すると、軍隊蜂によるつまみ食いが始まり、ロベルトさんを監視していたものまでハニードロップに群がってきた。
「わぁ~、一つちょうだ~い」
「きゅーっ!」
一緒に釣られた者も他にいるみたいだが。
その姿を見たフィアナさんが、俺の元に近づいてくる。
「本当に軍隊蜂と取引をされていたんですね」
「あれ? 嘘だと思われていましたか?」
「いえ。ただ、実際に目の当たりにすると、印象は変わります」
多くの軍隊蜂が嬉しそうにハニードロップを食べ、クレアとウサ太まで幸せそうにしているのだから、そう思うのも無理はない。
魔物と取引しているというよりは、同じ山で暮らす仲間として、仲良く過ごしているような光景だった。
「平和という言葉の意味を、改めて学ばせていただいた気がします。

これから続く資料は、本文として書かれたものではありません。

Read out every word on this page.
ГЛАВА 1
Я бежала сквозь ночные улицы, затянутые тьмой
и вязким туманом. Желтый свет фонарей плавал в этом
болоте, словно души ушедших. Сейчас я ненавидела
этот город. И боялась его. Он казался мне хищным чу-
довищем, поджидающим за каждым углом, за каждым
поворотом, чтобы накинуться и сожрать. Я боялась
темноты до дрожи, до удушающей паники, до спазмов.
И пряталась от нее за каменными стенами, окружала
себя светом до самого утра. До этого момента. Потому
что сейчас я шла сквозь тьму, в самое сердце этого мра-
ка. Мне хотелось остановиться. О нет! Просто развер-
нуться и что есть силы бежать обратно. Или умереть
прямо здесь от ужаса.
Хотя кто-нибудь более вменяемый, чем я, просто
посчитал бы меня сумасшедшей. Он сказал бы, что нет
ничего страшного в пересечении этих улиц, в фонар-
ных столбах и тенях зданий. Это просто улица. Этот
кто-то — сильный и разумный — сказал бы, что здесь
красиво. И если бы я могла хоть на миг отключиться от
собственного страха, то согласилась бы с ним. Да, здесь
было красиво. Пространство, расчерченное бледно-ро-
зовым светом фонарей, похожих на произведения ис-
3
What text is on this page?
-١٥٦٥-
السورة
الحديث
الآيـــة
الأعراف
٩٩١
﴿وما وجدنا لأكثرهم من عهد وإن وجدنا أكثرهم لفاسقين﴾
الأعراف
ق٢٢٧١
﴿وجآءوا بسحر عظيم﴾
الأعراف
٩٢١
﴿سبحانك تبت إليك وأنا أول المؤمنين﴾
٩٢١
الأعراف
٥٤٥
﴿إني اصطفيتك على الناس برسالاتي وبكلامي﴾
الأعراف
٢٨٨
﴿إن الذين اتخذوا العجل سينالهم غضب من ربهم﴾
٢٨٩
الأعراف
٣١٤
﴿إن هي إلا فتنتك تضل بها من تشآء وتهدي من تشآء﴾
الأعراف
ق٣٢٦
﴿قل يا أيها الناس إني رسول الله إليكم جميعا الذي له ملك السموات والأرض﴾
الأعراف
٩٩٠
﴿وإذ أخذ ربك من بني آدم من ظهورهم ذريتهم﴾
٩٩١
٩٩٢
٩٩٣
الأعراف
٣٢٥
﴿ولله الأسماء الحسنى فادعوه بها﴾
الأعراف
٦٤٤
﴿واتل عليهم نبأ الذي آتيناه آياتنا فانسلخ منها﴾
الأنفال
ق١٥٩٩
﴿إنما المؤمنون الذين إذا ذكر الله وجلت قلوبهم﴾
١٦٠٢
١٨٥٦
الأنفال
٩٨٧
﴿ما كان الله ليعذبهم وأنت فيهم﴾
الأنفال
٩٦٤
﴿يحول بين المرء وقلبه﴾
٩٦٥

カルミアの街も、こういった光景で溢れるように頑張らないといけませんね」
フィアナさんが優しいを笑みを浮かべる中、安堵の表情をしたロベルトさんがやってくる。
ハニードロップのおかげで解放されて、ホッと一息ついた様子だった。
「こういう軍隊蜂の姿を眺めている分には微笑ましいことですが、牙を向けられるのは敵いませんな」
「それはロベルトさん次第ですよ。軍隊蜂の警戒心を早く取り除きたいのであれば、周辺の草取りをすることから始めた方がいいのかもしれません」
「ほほう。この老体にそのような真似をさせてもよろしいのですかな?」
「何か問題がありましたか?」
「腰を痛めて、動けなくなるかもしれませんぞ」
なんて地味に困る反論なんだ。
さすがにこんな何もない場所で爺さんの介護をするのは、遠慮願いたいものである。
ハニードロップに満足した軍隊蜂は、ビシッと敬礼した後、それを持って森の中に帰っていった。
無論、数体の軍隊蜂がロベルトさんの監視に戻っている。
彼の存在が忘れ去られて、見逃されるようなことはなかった。
やっぱり草取りしかないか……と諦めかけていると、突然、拠点が光を放ち始める。
「あっ、まずい。拠点のレベルを上げていたんだった」
今朝、拠点のレベルを上げて外出したことを思い出したのはいいものの、これを途中で中断することはできない。
よって、アーリィやクレアの前ならともかく、フィアナさんとロベルトさんがいる前で、拠点を包んでいた光が収まり、レベルが上がってしまう。
ウッドデッキが広がっているだけではなく、二階まで増築された光景を見る限り、これまた一段と豪勢になっている。
ましてや、柵で覆われた風呂場と思われる野外施設までできているのだから、下手な言い訳はできなかった。
……さて、フィアナさんとロベルトさんにこの状況をどうやって説明しようか。
そんなことを悩んでいると、ロベルトさんが手で髭を触り、納得するように頷いていた。